Signs on eastbound Lenox Road gave motorists a heads-up that the street was closed ahead, but motorists on the westbound side complained that signs warned of construction ahead, but gave no indication that the road was completely shut down and impassable, leading to gridlock as those motorists were forced to make u-turns at the barricades.
City officials, however, said there were ample signs warning that the road was closed.
At 11 a.m. Friday, an AJC photographer driving westbound on Lenox found no fewer than five signs between Buford Highway and the construction site warning that the road was closed ahead, and was open only to local traffic.
Psychiatrist Brian Bortnick got caught in the jam trying to get to his office.
“I spent literally 45 minutes at least just to get to the point where it’s closed,” Bortnick told the AJC. “We’re stuck here because you can’t turn around and go anywhere.”
Bortnick finally gave up and started walking.
“I have literally 30 patients in my waiting room right now,” Bortnick said. “I have patients freaking out on me, asking, ‘where are you?’”
“I just parked in the apartment complex because there’s nowhere to go,” he said. “If they had simply put ‘road blocked,’ I would have gone a different way.”
Molly Butler was also walking, but not by choice.
“I’m out of gas and walking to find a gas station,” Butler said, adding that her tank ran dry after sitting in the gridlock for about an hour.
The construction snafu also kept some school buses from making their morning routes on Friday.
“My daughter came outside to catch the bus at her normal time, and I just assumed she caught the bus,” Jennifer Douthitt said.

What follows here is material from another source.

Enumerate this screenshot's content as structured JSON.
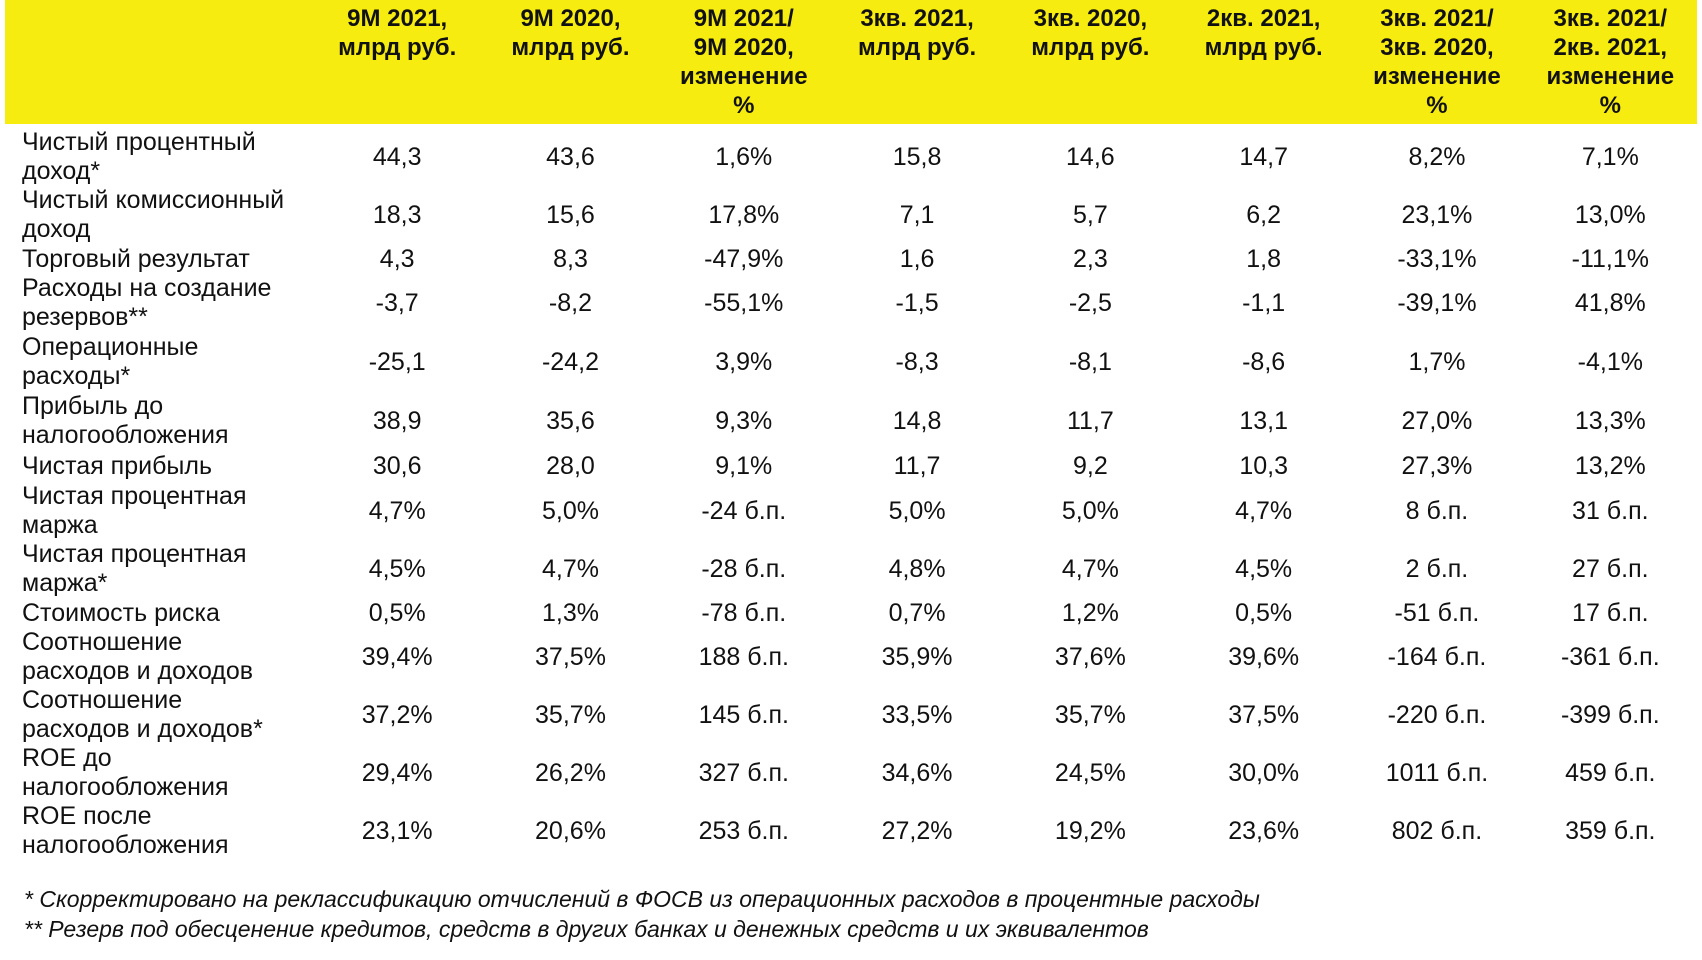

“ She came inside an hour later and the bus just never showed up,” Douthitt said. “I found out the bus didn’t come and pick up any of the kids on Lenox Road because they don’t have any detours set up, they don’t have any signs and nobody knows where to go.”
Police arrived on the scene at about shortly before 10 a.m. to clear up the traffic jam.
Janet Ward, spokeswoman for the city’s Department of Watershed Management, disputed the claims from motorists that there was inadequate signage during Friday's morning rush hour.
“There are ‘road closed’ signs out there,” Ward said Friday, adding that the road was also shut down on Thursday.
“Yesterday, what happened was we had a ‘road closed’ sign and [motorists] were just running right through it," Ward said.
"So we went back out there and put up detour signs because everybody was just blowing right through the road closed sign and they would get up there and the road was closed and they would have to turn around," she said. “There were signs and they were being ignored to a large extent. People don’t think the ‘road closed' signs apply to them.”
Dan O’Melia, who lives in a Lenox Road apartment complex, said he thought the confusion was likely due to large electronic signs on each end of Lenox that he said have been flashing the message for weeks that the road would be closed on Oct. 25 during the overnight hours.
“People who read ‘Road closed – 10-25-11--10p.m.-5a.m.’ would have no reason to believe that they’d be affected this morning,” O’Melia said in an e-mail.
Ward said that the construction project is being done this week because water leaking from the collapsed pipe was undercutting the road and engineers feared it might cause a sink hole.
“They wanted to get in there and get it done before the holidays,” she said.